Quando vamos para as ruas, olhamos nos olhos de todas as pessoas que ali dormem. Sentimos o coração. Ajudamos com uma peça de roupa, um cobertor, comida e, principalmente, ouvimos e falamos com todos, sem julgamentos. A primeira saída é sempre recordada de uma forma especial. Consigo retratá-la como se fosse hoje. Fomos preparando com carinho o que conseguimos arranjar entre os familiares: bolachas, termos para líquidos, sandes, cobertores, alguma roupa, fruta e pouco mais. O “mais” vinha e estava em nós. Era a nossa vontade de começar.
Recordo-me do Ari, um sem-abrigo que julguei estar morto quando toquei na simples manta que tinha e não respondeu. Estava num parque de estacionamento. Em pleno Inverno, em que eu estava bem protegida, encontrei um ser completamente gelado, deitado no paralelo e com uma manta azul a cobrir todo o seu corpo meio enroscado e adormecido. Só respondeu quando ouviu perguntar se queria algo quente para beber. Reagiu com a voz meia trémula. “Quero sim minha senhora”.
Tivemos de o ajudar a levantar, cedo de mais para qualquer um de nós já estar a dormir, mas a única coisa a fazer para quem vive na rua. Recordo os seus olhos e ar de admiração quando me olhou e me agarrou a mão. Não era habitual ver alguém tão novo a perguntar se precisava de ajuda. Enquanto bebia leite quente e comia umas sandes que tínhamos levado, foi conversando e conversando, como se estivesse a ser aquecido por aquele momento. Partilhou as suas idas ao santuário de Fátima, o porquê de ter vindo para Portugal e continuava a falar, enquanto uma das suas mãos continuava agarrada à minha.
Não me vou esquecer, no meio de tanta partilha em que fomos principalmente ouvintes, disse-me: Menina, vai para casa.
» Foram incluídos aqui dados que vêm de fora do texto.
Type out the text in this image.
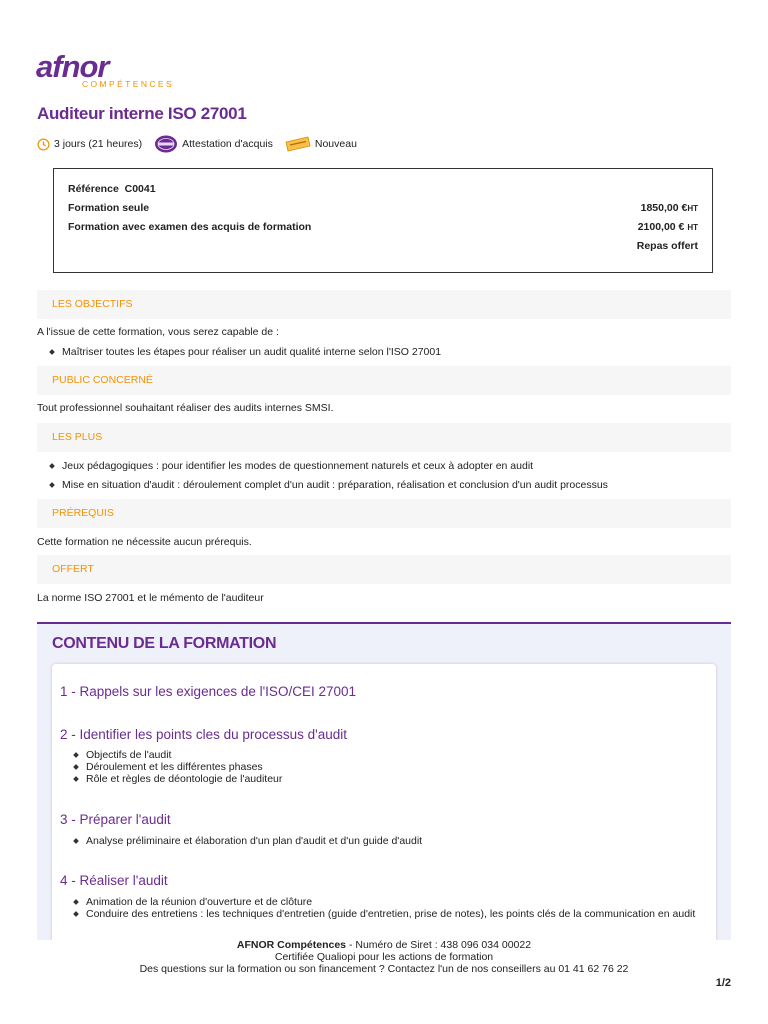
afnor
COMPÉTENCES
Auditeur interne ISO 27001
3 jours (21 heures)	Attestation d'acquis	Nouveau
Référence C0041
Formation seule	1850,00 €HT
Formation avec examen des acquis de formation	2100,00 € HT
Repas offert
LES OBJECTIFS
A l'issue de cette formation, vous serez capable de :
Maîtriser toutes les étapes pour réaliser un audit qualité interne selon l'ISO 27001
PUBLIC CONCERNÉ
Tout professionnel souhaitant réaliser des audits internes SMSI.
LES PLUS
Jeux pédagogiques : pour identifier les modes de questionnement naturels et ceux à adopter en audit
Mise en situation d'audit : déroulement complet d'un audit : préparation, réalisation et conclusion d'un audit processus
PRÉREQUIS
Cette formation ne nécessite aucun prérequis.
OFFERT
La norme ISO 27001 et le mémento de l'auditeur
CONTENU DE LA FORMATION
1 - Rappels sur les exigences de l'ISO/CEI 27001
2 - Identifier les points cles du processus d'audit
Objectifs de l'audit
Déroulement et les différentes phases
Rôle et règles de déontologie de l'auditeur
3 - Préparer l'audit
Analyse préliminaire et élaboration d'un plan d'audit et d'un guide d'audit
4 - Réaliser l'audit
Animation de la réunion d'ouverture et de clôture
Conduire des entretiens : les techniques d'entretien (guide d'entretien, prise de notes), les points clés de la communication en audit
AFNOR Compétences - Numéro de Siret : 438 096 034 00022
Certifiée Qualiopi pour les actions de formation
Des questions sur la formation ou son financement ? Contactez l'un de nos conseillers au 01 41 62 76 22
1/2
Está frio. Só há um Deus e ele sabe porque eu estou aqui. O Ari, sou eu, sozinho.” Na verdade era mesmo, estava sozinho ou, como ele dizia, estava com Deus. Mas essa solidão não era o que pretendia, não era desejada porque quando nos despedimos para seguir para outras ruas à procura de quem precisasse de algum aconchego, perguntou-nos: “Já vão?”.
Nós tivemos mesmo de ir, mas não fomos sem que primeiro a sua “cama” fosse feita com lençóis e dois cobertores. Só quem lá estava sentiu a dor de estar a dobrar os lençóis como fazemos em nossas casas, a fazer uma cama onde o colchão é o paralelo frio e escuro. Saímos cabisbaixos, largos minutos sem trocarmos uma única palavra, mas seguimos, e em cada esquina encontrávamos mais um vulto, mais alguém gelado e só.
Tudo para mim parecia absurdamente triste e irreal. Por onde tinha andado eu durante estes anos todos que nunca senti este gelo das ruas do Porto? Que nunca tinha visto rostos famintos? Que nunca tinha sentido a rua daquela forma tão estranha e tão distante? Por onde temos andado todos?
Chegados ao fim dessa primeira noite, depois de termos passado pelos locais que mais ao menos pensávamos conhecer, encontrámos a D. Cidália com a irmã, em plena Rua de Santa Catarina, essa mesma por onde passa tanta gente. Viu-nos a servir leite com chocolate e num tom envergonhado e tão baixo, perguntou-nos: “Podem-nos dar alguma coisa quente?”. Já só tínhamos chá e poucas bolachas, mas foi o suficiente para que no final as suas mãos completamente frias me aquecessem o rosto quando me fez uma carícia e perguntou quem éramos e quando voltávamos.
Ficámos todos a olhar sem saber o que responder. Naquela altura parece que as nossas palavras também tinham sido congeladas e, em segundos, pensei: “Será que volto?” Sem saber o que os outros iam responder ou se o iam fazer, perguntei: “Por onde é que andam?” Ela respondeu: “Pelas ruas, vamos onde estão as carrinhas a dar comida”. “Então será aí que nos havemos de encontrar”, respondi espontaneamente. Não sabia se os meus amigos iriam voltar, mas eu tinha a certeza de que o faria. Voltámos todos e mais ainda.
Nesta altura que tento escrever, parece que já estou na rua, com os amigos que nos esperam sempre. Porque isto é o Coração na Rua: o amar, o querer, o sentir e o agir, naturalmente. É estar aqui sentada a ouvir a chuva e já a pensar que tenho que ir à Luana para lhe entregar os plástico para que se cubra e proteja.
Como tudo começou? Começou num dia cinzento em que senti a chuva e vi alguém sentado todo molhado a pedir uma tigela de sopa! Como tudo começou? Não sei bem… acho que começou quando comecei a crescer e a ver as coisas com outros olhos!